Shame Part 1: Walls are Fears Disguised as Safety By Jacqueline Simon Gunn on 8/13/18 - 3:52 PM

The wind blew in strong gusts, howling and shaking the windows. Tracey pulled her cardigan tighter, then rubbed her arms with her hands. “I hate strong wind. It feels like the walls are going to come down.”

Interesting, I thought, we’re getting closer. This described exactly what was happening in the room.
Tracey and I had been working together for four months but had barely scratched the surface. She discussed work-related stressors and dating. She would go into detail about the many men she dated, but she never described her feelings. I wanted to know more about her inner life, but I felt her guardedness. She had a wall up. And I had to respect it.

Walls are fears disguised as safety.

But why are they there in the first place? When patients come in, but have trouble disclosing, this is the question.

We call it defensive structure or defensive mechanisms or resistance, this wall. We have words, but one I rarely hear that is significant, is shame. My dissertation topic involved a thorough analysis of shame and I have continued my research. Every time I’ve presented on the topic, students and established clinicians alike ask the same question: “Why aren’t we having classes on shame?” It’s important.

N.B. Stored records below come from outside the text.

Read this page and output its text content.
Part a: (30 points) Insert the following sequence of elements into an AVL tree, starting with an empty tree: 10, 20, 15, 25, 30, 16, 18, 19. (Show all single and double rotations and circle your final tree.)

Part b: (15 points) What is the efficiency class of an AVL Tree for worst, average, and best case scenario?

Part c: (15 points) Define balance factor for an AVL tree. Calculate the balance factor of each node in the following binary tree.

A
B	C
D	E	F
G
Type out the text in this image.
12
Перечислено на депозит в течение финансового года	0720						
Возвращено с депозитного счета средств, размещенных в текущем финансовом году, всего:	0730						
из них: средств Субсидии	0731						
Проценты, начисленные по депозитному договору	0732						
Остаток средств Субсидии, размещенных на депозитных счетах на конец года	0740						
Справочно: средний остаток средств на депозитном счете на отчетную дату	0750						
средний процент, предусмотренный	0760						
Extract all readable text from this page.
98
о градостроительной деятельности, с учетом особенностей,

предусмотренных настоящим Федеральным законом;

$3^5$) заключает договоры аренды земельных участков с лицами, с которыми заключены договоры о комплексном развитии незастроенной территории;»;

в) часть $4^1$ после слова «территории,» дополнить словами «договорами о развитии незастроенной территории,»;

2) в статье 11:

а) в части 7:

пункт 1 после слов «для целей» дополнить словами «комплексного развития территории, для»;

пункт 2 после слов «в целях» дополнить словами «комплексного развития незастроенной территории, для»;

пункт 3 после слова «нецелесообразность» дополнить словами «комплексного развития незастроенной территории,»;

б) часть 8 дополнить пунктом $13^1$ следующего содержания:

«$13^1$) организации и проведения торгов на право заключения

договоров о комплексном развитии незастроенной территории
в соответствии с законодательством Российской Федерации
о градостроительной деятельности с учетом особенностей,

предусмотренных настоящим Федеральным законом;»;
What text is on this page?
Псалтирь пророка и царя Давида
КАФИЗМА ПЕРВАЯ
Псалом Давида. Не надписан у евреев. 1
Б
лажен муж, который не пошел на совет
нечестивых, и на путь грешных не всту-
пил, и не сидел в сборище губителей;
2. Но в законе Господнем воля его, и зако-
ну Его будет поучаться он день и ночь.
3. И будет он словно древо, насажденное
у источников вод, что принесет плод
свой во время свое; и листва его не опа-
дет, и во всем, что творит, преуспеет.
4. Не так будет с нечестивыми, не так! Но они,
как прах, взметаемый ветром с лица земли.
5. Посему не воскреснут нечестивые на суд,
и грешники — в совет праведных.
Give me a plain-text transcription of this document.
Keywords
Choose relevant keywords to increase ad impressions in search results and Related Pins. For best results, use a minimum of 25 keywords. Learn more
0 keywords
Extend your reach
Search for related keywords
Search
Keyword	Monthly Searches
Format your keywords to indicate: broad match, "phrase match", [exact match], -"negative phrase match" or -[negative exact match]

Shame is the deepest and most painful affect, as it involves an evaluation of the entire self. Whereas guilt assesses what we do- “I shouldn’t have done that”, for example; shame evaluates the entire self: “I shouldn’t be that.” Guilt says, “what I did is bad.” Shame says, “I am bad.” Shame pervades our sense of self – entirely.
Shame also involves the real or imagined perception of another. It’s the reason why infants and toddlers will run around nude without feeling exposed. They haven’t reached the developmental stage where they recognize themselves in the eyes of others.

The essence of psychotherapy requires that patients come in and reveal their innermost self, layers of secrets, elaborate fantasies. We are asking them to tell us the very thoughts and feelings that are usually hidden, because we don’t want others to see. Shame inevitably arises as the bricks come down and the patient feels exposed.

For patients like Tracey who have never been in psychotherapy before, this is often even more difficult. Additionally, unresolved shame creates more psychotherapeutic challenges. Unresolved shame (which I will discuss in the next blog), develops when injuries to the self occur over and over; any type of emotional abuse will leave people with some unresolved shame, which is woven into the very fabric of their identity.
In a lecture I had given some time ago, a psychodynamic student asked if I thought it was our own shame that made us avoid discussions of shame. I hope not. We need to afford patients the luxury of a safe room, where we are sensitive and cognizant of the shame that naturally arises as disclosure increases.

I had to help Tracey feel safe enough to slowly remove the bricks she felt were loosening. I went with the metaphor. “What do you imagine would happen if the walls came down?”

“I dunno.” She crossed her arms tighter.

“Are you feeling that right now, like the walls are coming down?”

She diverted eye contact, picking at a string on her shirt. “I don’t want you to think I’m crazy. I feel crazy sometimes.”

I leaned forward. “I know this is hard. Everyone that comes in here feels like their thoughts are crazy. I have thoughts sometimes that others might think were crazy. It’s normal.”

She looked back at me. “You do? But you’re a doctor.”

“We all have ideas and thoughts and fantasies that feel bad or scare us sometimes.” Small self-disclosures to normalize the situation and show patients that we are also vulnerable to emotions helps ease shame-ridden angst. Also, keeping the dyad collaborative instead of hierarchal reduces shame.

“I have thoughts like that all the time.” She placed her hands over her face. “There are things that I’ve never told anyone before. I know I should tell you, but it’s very hard.”

“I know it is. Maybe we can start with what you’re afraid I will think.”

“OK,” she said with a small smile. I felt a few bricks had come down as I acknowledged her shame. I knew that the more we discussed her fear, the safer she would feel to explore what was behind the wall. It would be two bricks down, one back up, but at least we were finally at a start.

*Tracey is an amalgamated example of patients during early sessions struggling with shame.